Friday, December 26, 2008

THE ARROGANCE OF NATIONS (III)


Elliott's main thrust in the book is to flesh what he perceives to be Paul’s critical engagement with the Roman imperial ideology. Here I think Elliott is on to something, and so do loads of other interpreters for that matter, but what separates this book from others is Elliott's careful focus on this engagement.  For Elliott the purpose of Romans is Paul’s attempt to counter the Roman Imperial Ideology and the corrosive effects it has on the Roman congregations of Christ-believers.  Elliott establishes his argument by examining what he terms as Imperial Topoi (which I shall discuss in later posts). 

 

Because in large part I agree with Elliott, I naturally am not looking for him to present a slam dunk case for his thesis, if anything my reading of Elliott helps me make a stronger case for my own reading of Romans.  But even if you do not see political polemics as being key to the interpretation of Romans, Elliott at least presents it as a reasonable reading of the text and I think anyone would benefit from Elliott's presentation.

 

Here is How Elliott fleshes out his political reading of Romans and some of these are redundant (this is due to my presentation rather than Elliott’s):

 

·        As stated before Elliott takes for granted that a political reading of the NT is the absolute horizon of all reading and all interpretations.

·        So with that we need to look for the Strategies of Containment, or those forces in Paul’s day (and in our own for that matter) that repress certain ways of thinking from our consciousness. ( A present day example of this would be the fact that much of the western church has no problem reading capitalism back into the NT text.)

·        We also need to listen to what is said in the text, and also to what goes unsaid, and we need to be willing to read against the grain.

·        We need to keep an eye out for what Elliott terms, fissures in the text, (I use ungrammaticalities) or places where a unified surface reading becomes impossible, we need to notice and attend to the subterranean forces at work beneath the text.
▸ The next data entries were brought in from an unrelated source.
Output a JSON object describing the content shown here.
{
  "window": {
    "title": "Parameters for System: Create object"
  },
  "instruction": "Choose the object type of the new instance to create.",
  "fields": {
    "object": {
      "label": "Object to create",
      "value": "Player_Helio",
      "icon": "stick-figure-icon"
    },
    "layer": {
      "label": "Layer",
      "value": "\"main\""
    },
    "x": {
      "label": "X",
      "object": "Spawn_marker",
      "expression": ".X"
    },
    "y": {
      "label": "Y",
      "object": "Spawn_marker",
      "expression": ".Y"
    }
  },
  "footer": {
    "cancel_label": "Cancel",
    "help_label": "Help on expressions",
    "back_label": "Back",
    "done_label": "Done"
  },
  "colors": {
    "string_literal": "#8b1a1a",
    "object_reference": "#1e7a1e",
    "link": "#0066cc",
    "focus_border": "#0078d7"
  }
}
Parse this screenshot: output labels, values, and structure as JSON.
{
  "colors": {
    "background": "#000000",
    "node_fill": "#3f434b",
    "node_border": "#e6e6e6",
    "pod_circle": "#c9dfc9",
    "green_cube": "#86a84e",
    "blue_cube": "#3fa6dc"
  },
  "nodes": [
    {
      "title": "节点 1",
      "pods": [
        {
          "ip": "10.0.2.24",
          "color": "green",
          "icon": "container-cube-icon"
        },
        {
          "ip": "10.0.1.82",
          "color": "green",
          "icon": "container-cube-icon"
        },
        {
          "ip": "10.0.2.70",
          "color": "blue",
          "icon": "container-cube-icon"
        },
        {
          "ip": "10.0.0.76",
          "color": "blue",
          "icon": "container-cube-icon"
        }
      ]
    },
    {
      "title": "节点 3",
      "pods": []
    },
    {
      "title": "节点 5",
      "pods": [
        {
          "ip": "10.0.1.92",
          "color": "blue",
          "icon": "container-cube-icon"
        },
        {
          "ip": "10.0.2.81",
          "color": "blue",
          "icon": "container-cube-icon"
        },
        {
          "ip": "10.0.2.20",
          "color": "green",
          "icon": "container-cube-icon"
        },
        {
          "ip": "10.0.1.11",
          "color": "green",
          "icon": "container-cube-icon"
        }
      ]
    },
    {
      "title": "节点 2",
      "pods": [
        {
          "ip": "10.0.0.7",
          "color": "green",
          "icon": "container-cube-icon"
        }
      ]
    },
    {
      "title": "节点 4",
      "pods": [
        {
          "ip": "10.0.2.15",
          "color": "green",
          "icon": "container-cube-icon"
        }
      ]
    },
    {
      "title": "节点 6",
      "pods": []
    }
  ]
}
·        The rhetoric of Romans, as Elliott teases out, shows that Paul participated in a cultural transcript, drawing on the repertoires of Judean scripture and apocalyptic writing that was inescapably in conflict with the empire’s absolutizing claims of allegiance.

·        Paul was engaged in the unfinished drama in which competing visions of history’s fulfillment are pitted against one another, for this reason we recognize with Jameson that the ultimate horizon of political interpretation is the sweep of history itself, we need to read Paul in this light.

·        Ultimately any reading ought to unmask, unveil, and uncover the deep logic that legitimizes exploitation, especially when that injustice bears the sheen of divine patina.